Question: Let $a_1,a_2,\cdots,a_n$ be positive real numbers and $\lambda_1,\lambda_2,\cdots,\lambda_n$ be non-negative real numbers such that $$\sum_{k=1}^n\lambda_k=1.$$ Prove that $$\prod_{i=1}^n a_i^{\lambda_i}\le \sum_{i=1}^n\lambda_i a_i.$$
Solution: Observe that for each $a_i$, $1\le i\le n$, we have an unique $y_i\in\mathbb{R}$, such that $a_i=e^{y_i}$. Therefore, we have $$a_1=e^{y_1},a_2=e^{y_2},\cdots, a_n=e^{y_n}.$$
Discrete Jensen Inequality: Let $f$ be a convex function defined on an interval $I\in\mathbb{R}$. Assume that $x_1,x_2,\cdots,x_n\in I$ and let $\lambda_1,\lambda_2,\cdots, \lambda_n$ be non-negative real numbers such that $\sum_{k=1}^n\lambda_k=1$. Then, $$f\left(\sum_{i=1}^n \lambda_i x_i\right)\le \sum_{i=1}^n\lambda_if(x_i).$$
Now $f(x):=e^x, \forall x\in\mathbb{R}$ is a convex function.
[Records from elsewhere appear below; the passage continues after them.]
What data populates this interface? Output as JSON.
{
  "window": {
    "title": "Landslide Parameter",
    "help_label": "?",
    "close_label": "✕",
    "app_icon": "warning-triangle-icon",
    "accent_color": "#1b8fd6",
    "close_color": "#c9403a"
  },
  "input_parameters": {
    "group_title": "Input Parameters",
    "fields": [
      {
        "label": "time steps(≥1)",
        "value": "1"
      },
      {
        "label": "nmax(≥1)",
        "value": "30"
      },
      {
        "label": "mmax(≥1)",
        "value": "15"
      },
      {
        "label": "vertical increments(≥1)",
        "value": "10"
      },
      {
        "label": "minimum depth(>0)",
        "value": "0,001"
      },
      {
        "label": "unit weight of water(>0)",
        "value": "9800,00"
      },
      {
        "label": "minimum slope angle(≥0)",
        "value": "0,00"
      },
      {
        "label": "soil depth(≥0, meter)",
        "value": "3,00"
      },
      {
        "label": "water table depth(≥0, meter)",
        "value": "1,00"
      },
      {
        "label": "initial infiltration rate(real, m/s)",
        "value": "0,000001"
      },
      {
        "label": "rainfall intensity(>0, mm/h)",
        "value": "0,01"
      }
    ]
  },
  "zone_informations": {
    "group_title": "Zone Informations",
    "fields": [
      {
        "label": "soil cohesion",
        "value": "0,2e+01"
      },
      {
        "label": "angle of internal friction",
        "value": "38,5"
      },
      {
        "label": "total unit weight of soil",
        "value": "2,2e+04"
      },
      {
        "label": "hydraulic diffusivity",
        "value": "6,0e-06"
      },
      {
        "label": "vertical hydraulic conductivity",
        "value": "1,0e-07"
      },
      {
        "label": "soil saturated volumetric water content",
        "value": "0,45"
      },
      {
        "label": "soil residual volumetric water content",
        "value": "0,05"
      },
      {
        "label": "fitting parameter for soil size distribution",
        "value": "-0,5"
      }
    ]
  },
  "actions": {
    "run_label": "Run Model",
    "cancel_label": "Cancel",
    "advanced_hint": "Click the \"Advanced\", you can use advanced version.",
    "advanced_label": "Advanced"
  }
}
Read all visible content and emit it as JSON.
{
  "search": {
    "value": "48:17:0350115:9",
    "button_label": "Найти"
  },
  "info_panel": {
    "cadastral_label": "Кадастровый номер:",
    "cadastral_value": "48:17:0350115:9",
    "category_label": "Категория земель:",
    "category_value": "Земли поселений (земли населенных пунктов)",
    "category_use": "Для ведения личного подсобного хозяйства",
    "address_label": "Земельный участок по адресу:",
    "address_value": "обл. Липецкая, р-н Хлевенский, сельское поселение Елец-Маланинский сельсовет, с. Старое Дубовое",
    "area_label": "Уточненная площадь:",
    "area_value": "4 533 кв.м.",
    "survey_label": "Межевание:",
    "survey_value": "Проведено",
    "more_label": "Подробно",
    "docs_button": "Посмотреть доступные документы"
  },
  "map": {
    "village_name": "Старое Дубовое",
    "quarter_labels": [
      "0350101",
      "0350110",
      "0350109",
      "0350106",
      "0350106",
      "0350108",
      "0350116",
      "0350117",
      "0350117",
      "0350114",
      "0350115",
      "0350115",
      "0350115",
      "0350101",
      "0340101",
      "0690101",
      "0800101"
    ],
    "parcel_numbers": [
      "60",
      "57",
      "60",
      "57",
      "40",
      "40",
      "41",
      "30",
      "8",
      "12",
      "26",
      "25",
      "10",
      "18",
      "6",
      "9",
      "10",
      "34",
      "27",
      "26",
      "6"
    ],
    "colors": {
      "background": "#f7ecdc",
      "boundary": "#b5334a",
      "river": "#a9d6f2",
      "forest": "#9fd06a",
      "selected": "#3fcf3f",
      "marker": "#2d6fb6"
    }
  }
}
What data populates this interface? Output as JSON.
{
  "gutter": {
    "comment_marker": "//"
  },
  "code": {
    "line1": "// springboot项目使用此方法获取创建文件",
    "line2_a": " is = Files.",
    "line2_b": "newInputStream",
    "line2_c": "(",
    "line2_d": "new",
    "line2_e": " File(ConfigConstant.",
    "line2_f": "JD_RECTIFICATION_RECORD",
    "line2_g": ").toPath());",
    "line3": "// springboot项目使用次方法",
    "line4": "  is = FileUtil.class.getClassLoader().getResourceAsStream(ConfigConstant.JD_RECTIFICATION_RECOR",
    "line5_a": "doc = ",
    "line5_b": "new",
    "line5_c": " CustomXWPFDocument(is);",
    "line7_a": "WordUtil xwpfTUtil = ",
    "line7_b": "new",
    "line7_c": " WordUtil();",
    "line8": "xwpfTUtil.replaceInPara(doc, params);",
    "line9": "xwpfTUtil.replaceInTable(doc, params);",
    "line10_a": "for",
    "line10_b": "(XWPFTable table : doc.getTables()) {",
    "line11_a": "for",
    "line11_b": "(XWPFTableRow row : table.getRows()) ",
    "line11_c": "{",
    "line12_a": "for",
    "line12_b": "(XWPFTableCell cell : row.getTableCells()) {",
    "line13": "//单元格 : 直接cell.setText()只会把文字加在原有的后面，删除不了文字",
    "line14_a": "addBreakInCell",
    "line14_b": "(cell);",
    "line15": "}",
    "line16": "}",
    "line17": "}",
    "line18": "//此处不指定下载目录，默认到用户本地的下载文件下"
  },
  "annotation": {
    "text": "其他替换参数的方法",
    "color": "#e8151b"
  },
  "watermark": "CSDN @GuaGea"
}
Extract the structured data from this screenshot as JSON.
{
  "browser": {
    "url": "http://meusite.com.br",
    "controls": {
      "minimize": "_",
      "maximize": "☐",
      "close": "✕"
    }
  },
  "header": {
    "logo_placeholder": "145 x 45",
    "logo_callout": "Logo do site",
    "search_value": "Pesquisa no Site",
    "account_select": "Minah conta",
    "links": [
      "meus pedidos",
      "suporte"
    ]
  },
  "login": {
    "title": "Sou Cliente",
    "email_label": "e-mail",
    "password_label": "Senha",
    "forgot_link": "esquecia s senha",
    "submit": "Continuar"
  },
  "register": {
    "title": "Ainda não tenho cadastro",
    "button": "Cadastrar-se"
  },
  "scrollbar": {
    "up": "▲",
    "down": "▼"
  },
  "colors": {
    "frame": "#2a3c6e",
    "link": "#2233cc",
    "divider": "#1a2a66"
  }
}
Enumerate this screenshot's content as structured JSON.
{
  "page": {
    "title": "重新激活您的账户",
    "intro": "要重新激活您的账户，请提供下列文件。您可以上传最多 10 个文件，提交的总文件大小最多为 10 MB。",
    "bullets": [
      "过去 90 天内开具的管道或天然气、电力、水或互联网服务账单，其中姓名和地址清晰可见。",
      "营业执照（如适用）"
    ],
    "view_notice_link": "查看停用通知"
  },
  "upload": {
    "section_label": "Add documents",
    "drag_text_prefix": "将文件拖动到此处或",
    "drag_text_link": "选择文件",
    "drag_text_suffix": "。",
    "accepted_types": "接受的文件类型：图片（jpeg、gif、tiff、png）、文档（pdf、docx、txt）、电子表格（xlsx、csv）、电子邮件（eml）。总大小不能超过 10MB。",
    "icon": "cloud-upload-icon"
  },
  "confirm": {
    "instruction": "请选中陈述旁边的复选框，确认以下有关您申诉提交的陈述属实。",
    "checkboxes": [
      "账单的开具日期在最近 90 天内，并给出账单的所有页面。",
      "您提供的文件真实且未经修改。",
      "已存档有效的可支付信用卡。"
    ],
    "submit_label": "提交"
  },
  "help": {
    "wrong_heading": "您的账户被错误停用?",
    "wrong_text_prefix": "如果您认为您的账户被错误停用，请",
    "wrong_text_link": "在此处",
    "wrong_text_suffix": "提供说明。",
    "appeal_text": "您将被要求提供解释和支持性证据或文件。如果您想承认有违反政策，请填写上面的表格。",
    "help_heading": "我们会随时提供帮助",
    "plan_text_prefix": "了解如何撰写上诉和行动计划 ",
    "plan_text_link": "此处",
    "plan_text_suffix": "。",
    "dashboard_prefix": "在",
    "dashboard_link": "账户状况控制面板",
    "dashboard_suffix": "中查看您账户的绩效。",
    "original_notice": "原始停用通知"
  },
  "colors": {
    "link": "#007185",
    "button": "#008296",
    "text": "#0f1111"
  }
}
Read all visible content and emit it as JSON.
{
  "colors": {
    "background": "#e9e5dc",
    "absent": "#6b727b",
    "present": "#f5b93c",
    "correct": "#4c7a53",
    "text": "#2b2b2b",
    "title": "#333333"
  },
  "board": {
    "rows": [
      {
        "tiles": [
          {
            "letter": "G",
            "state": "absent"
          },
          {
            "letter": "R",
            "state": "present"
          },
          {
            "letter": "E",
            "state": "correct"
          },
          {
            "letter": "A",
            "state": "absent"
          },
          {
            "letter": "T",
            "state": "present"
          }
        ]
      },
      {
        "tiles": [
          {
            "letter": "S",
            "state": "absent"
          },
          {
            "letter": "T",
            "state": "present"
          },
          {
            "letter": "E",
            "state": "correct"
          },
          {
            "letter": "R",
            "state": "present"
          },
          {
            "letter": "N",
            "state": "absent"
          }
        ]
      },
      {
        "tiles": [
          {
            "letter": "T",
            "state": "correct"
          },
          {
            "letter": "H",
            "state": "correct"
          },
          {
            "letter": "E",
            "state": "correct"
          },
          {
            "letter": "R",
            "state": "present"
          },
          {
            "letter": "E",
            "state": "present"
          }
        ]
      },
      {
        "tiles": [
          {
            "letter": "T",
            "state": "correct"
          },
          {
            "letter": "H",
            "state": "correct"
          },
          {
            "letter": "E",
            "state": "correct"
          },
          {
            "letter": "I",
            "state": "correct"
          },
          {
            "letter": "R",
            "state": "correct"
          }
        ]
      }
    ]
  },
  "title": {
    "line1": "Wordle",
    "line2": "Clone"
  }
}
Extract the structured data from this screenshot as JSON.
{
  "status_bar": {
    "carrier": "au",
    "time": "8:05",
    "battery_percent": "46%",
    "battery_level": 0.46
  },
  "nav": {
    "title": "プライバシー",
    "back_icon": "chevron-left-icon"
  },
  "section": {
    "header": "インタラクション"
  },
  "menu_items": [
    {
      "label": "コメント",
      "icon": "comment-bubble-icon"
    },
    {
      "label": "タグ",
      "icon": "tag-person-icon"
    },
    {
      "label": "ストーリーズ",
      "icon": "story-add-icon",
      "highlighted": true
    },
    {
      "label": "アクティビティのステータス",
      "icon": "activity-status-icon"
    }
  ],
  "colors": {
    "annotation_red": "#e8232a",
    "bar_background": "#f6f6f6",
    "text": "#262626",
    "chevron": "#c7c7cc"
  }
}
Also we have $a_i=e^{y_i}$, $1\le i\le n$, where each $y_i\in\mathbb{R}$ and $\lambda_1,\lambda_2,\cdots,\lambda_n$ are given non-negative real numbers such that $\sum_{k=1}^n\lambda_k=1$. Thus, applying Discrete Jensen Inequality we have $$e^{\sum_{i=1}^n\lambda_i y_i}\le \sum_{i=1}^n\lambda_i e^{y_i}\\\implies \prod_{i=1}^n (e^{y_i})^{\lambda_i}\le \sum_{i=1}^n\lambda_i e^{y_i}\\\implies \prod_{i=1}^n a_i^{\lambda_i}\le \sum_{i=1}^n\lambda_i a_i.$$ Hence, we are done.
Is this solution correct and rigorous enough? And, is there any other way to solve the same?